Der kreative Prozess, so Weschenfelder, sei eine interessante und durchaus witzige Angelegenheit bei den dreien. Man trifft sich, jeder hat seine eigene Komposition dabei – jede von sehr unterschiedlicher Natur. Und am Ende sei die Wirkung irgendwie doch sehr ähnlich. Martin beispielsweise, schreibt eher Neue-Musik-lastig, so komplex manchmal, dass beim Spielen ganz automatisch Unschärfen und Undurchsichtigkeiten auftreten. Weschenfelder hingegen schreibt stark rhythmisch orientiert, aber eher jazzig-traditionell. Was kommt heraus? „Tempo und Rhythmik verändern sich stetig, permanente Instabilität und immer an der Kante!“ sagt Weschenfelder.

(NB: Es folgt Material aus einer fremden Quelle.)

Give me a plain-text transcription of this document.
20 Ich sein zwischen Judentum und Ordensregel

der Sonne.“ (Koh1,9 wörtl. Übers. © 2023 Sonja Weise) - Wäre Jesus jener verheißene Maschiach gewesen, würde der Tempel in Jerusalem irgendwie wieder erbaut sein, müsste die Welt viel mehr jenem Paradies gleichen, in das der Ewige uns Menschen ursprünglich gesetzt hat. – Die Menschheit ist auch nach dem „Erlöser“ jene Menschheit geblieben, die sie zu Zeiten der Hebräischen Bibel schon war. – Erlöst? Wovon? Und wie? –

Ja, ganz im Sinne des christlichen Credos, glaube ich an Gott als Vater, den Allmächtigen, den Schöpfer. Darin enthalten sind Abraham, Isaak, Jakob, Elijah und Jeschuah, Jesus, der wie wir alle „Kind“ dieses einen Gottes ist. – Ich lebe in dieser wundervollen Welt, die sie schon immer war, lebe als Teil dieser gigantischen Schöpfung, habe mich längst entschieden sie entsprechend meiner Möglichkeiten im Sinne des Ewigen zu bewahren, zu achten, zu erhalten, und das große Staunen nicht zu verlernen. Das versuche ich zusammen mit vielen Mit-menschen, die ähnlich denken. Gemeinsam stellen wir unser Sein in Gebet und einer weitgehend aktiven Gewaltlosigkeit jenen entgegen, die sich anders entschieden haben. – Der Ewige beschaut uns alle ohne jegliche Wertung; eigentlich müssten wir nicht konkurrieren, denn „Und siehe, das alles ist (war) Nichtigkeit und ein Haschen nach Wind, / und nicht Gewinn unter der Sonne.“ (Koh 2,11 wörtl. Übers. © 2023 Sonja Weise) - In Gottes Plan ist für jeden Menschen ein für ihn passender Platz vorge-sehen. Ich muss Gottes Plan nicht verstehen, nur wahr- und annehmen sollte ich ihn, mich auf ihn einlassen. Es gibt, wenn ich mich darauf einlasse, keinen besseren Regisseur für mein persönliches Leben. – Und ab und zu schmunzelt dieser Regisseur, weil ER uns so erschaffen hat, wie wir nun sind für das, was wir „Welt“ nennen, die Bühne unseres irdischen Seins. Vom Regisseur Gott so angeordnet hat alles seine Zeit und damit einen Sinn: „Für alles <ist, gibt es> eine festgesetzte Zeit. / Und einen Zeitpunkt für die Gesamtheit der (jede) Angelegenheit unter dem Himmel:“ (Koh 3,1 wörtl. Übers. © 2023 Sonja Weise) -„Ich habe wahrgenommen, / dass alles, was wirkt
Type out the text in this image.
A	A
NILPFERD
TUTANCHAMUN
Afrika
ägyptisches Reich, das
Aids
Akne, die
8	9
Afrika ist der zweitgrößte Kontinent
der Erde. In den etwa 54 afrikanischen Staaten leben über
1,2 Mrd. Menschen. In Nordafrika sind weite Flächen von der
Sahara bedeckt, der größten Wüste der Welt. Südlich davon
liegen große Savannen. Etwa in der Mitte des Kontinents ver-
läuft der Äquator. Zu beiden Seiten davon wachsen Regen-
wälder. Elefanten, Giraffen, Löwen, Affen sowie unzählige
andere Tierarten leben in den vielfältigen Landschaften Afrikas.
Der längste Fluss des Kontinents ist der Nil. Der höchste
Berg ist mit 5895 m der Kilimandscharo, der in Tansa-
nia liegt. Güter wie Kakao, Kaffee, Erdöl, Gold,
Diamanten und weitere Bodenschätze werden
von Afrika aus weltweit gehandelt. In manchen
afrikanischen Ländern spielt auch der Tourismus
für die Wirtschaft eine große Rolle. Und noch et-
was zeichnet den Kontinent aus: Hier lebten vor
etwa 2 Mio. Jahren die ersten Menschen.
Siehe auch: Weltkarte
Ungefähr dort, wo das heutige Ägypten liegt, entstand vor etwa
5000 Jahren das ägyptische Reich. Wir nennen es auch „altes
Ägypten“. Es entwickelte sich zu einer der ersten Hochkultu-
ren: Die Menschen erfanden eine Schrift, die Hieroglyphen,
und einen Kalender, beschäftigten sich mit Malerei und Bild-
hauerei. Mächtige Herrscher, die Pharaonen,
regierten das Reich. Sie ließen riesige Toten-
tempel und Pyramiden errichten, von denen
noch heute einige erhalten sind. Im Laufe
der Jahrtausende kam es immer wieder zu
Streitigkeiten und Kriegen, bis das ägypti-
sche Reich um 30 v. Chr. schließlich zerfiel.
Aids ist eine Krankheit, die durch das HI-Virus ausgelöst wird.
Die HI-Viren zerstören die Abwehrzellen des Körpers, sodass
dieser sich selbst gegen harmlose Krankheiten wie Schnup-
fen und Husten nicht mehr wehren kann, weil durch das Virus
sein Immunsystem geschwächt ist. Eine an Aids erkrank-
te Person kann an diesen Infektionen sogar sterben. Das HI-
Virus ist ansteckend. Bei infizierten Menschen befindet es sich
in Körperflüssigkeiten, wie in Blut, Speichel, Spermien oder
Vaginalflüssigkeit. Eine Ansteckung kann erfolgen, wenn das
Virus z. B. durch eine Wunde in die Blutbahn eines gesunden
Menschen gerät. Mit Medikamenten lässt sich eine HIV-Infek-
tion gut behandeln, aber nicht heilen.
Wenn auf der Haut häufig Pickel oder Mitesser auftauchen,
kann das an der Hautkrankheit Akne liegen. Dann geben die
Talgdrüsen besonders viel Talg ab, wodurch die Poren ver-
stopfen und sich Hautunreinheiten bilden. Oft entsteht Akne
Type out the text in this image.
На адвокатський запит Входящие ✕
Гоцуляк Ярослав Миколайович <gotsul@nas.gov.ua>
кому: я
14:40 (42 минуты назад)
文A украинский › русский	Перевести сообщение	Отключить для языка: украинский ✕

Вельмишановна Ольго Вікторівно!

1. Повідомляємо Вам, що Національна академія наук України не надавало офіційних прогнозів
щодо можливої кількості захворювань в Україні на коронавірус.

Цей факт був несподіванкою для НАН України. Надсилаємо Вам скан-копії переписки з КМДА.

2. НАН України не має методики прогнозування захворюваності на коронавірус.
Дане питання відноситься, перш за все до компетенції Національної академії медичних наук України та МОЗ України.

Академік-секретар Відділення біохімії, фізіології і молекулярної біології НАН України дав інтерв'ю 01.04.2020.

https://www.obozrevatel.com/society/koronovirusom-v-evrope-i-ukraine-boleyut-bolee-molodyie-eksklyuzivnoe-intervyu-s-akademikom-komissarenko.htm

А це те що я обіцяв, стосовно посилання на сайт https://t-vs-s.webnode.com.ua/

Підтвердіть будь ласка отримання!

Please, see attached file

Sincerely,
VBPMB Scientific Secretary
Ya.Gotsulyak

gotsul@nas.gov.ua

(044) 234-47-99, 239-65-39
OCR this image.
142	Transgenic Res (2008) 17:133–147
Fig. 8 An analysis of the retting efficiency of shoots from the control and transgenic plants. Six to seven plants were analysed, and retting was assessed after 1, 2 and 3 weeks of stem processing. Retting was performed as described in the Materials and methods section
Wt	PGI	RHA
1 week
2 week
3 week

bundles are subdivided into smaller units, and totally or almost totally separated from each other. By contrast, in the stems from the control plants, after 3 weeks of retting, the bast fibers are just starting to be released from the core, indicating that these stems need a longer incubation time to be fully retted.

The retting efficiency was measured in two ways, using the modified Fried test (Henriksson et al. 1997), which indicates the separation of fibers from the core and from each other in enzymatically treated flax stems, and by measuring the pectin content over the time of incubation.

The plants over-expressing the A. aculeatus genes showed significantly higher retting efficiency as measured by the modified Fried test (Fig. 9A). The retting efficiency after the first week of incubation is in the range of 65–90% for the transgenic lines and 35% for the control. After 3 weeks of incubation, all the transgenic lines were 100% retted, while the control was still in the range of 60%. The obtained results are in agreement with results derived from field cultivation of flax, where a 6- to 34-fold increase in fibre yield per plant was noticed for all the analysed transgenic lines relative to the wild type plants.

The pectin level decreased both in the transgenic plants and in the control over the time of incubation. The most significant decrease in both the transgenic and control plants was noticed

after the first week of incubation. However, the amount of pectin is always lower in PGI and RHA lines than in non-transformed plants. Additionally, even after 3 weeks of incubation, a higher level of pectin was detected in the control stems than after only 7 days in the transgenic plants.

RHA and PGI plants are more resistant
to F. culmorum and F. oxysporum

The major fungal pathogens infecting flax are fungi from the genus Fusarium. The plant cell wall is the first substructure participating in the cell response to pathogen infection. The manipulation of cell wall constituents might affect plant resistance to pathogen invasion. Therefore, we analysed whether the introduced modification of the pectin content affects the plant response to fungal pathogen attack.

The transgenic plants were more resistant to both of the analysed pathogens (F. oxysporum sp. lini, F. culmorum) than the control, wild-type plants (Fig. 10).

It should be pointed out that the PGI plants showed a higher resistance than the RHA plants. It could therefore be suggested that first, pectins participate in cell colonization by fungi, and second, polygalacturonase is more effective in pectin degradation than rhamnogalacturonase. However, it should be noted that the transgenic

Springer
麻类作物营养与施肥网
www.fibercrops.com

Das Album, das längst überfällig durch alle Gehörgänge sausen sollte, bringt Trommelfelle zum Vibrieren. Es provoziert, wühlt auf und setzt alles noch besser zusammen als es vorher war. Gelingt uns das auch nach dieser Pandemie? Ach, ich weiß es nicht und will diesen Text nicht mit diesem Thema beenden. Sorry dafür. Besser: GLOTZE kam daher, GLOTZE paralysiert, GLOTZE sollte man unbedingt anhören und angucken! Wenn es wieder soweit ist. Also jetzt!